Caroline Griffith credits her diverse family background for the joy she has found in her career.
Griffith is a member of the Employee Life Cycle Team in the SFPUC’s Human Resource Services department (HRS), where she updates and maintains both SFPUC and City and County of SF (CCSF) systems to reflect employees’ employment status. Her main responsibilities include processing various employee requests, including conviction history reviews, administrative leaves, verification of employment, starting salary negotiations, and probation status for new employees. Her favorite tasks include hosting a virtual meet and greet where she and her team welcome and introduce new employees and those transferring from other CCSF departments to the SFPUC. In addition, Griffith has enjoyed being a member of the HRS all-hands planning committee, where she has helped to organize bi-monthly staff meetings to share updates, attend workshops, and host safety tailgate training.

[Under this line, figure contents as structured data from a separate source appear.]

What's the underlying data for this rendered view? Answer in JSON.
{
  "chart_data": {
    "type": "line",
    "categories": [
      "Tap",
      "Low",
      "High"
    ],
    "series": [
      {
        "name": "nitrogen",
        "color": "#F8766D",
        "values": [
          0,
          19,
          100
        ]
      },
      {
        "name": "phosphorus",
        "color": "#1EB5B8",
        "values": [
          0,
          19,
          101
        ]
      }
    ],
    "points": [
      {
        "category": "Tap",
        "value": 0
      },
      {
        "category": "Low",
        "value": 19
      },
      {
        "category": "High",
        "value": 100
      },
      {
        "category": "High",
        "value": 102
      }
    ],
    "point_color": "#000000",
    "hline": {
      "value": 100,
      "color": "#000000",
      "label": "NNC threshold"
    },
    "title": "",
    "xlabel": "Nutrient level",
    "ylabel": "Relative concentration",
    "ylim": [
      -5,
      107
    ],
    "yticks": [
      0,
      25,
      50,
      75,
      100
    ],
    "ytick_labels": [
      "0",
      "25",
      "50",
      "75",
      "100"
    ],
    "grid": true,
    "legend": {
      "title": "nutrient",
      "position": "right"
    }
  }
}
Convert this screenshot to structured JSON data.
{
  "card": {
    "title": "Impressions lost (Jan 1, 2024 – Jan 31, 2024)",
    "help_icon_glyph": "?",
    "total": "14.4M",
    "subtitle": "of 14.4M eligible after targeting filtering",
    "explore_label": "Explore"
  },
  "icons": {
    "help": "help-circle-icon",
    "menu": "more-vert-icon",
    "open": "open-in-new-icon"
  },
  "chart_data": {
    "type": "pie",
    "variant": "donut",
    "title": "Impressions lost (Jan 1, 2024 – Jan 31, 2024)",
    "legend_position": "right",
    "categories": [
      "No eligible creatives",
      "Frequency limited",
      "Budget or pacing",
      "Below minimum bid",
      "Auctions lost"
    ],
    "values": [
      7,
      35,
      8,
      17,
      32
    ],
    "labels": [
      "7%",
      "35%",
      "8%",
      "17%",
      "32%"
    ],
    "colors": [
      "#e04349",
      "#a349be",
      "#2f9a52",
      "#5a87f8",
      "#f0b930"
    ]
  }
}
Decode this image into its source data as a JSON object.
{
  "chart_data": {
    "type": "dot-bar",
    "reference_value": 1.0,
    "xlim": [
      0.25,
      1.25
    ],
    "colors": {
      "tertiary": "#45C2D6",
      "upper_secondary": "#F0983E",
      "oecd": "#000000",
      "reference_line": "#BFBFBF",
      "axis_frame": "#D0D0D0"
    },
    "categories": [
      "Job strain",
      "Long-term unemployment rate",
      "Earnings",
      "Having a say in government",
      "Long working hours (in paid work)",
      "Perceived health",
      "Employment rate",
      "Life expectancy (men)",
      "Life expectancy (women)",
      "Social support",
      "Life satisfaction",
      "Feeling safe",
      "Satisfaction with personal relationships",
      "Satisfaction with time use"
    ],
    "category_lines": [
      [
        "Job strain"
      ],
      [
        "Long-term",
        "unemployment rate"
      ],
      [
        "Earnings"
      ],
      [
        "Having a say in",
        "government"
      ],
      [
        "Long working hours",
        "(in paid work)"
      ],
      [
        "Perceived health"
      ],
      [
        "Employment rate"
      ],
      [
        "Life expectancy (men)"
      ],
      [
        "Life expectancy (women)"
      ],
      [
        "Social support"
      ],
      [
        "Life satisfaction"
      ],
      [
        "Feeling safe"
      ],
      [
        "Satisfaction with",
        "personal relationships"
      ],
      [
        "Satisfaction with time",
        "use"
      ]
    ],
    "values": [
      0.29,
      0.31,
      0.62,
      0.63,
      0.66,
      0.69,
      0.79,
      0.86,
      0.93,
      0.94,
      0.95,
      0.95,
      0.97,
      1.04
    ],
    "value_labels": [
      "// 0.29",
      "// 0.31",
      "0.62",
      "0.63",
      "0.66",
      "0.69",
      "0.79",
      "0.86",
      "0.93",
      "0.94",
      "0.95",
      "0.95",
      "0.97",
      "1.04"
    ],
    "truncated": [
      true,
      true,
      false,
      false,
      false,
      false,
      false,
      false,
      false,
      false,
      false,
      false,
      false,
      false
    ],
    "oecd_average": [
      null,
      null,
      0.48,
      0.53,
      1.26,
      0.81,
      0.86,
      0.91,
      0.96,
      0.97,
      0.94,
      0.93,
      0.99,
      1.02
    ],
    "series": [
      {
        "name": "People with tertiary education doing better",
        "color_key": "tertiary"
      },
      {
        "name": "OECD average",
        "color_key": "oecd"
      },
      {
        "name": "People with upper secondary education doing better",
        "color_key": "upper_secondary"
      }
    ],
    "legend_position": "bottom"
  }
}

Griffith’s mother is of German descent and she grew up in Oakland, California. Her father is of Spanish, Indigenous, and Italian descent and he grew up in Lima, Peru. “My maternal grandmother moved my mom from Oakland to Lima to attend High School and live with a family she knew from her brother, who married a Peruvian-American nurse,” she shared. “This family cared for my mother and treated her like their daughter.”
In 1980, Griffith’s mother graduated High School from Colegio María Reina in Lima. The school endorsed Catholic values and met the equivalency of a high school diploma in the United States. During high school, Griffith’s parents dated, and then ten years later, gave birth to her in California. “My mom and grandmother loved the different aspects of Peru, including the family-oriented and Catholic-based culture, good food, and lively society,” she said.
Griffith shared that her cultural background has contributed towards her work in human resource services. “For example, in Peru, people are generally hospitable, warm, kind, and welcoming. When I collaborate with colleagues in HRS, I strive to show respect and kindness towards people and work with others to solve problems and complete projects,” she explained. “Whether giving credit to a colleague for their work or delivering sincere appreciation when I receive assistance, I aim to maintain mutually beneficial relationships with colleagues.”
In reflection of Hispanic Heritage Month, Griffith shared it is a time to celebrate the diversity and contributions of Hispanic and Latinx Americans. “It is important to recognize the variety of cultures, regions, and racial backgrounds amongst Latinx and Hispanics,” she said. “Generally, Hispanics are connected through the Spanish language. People who identify as Latinx can be Hispanic, people from Latin America (not including Spain), those from Portugal or Portuguese-speaking Brazil. There are over 20 countries in Central and South America, and I think the diversity amongst Hispanic and Latinx people is a beautiful part of life.”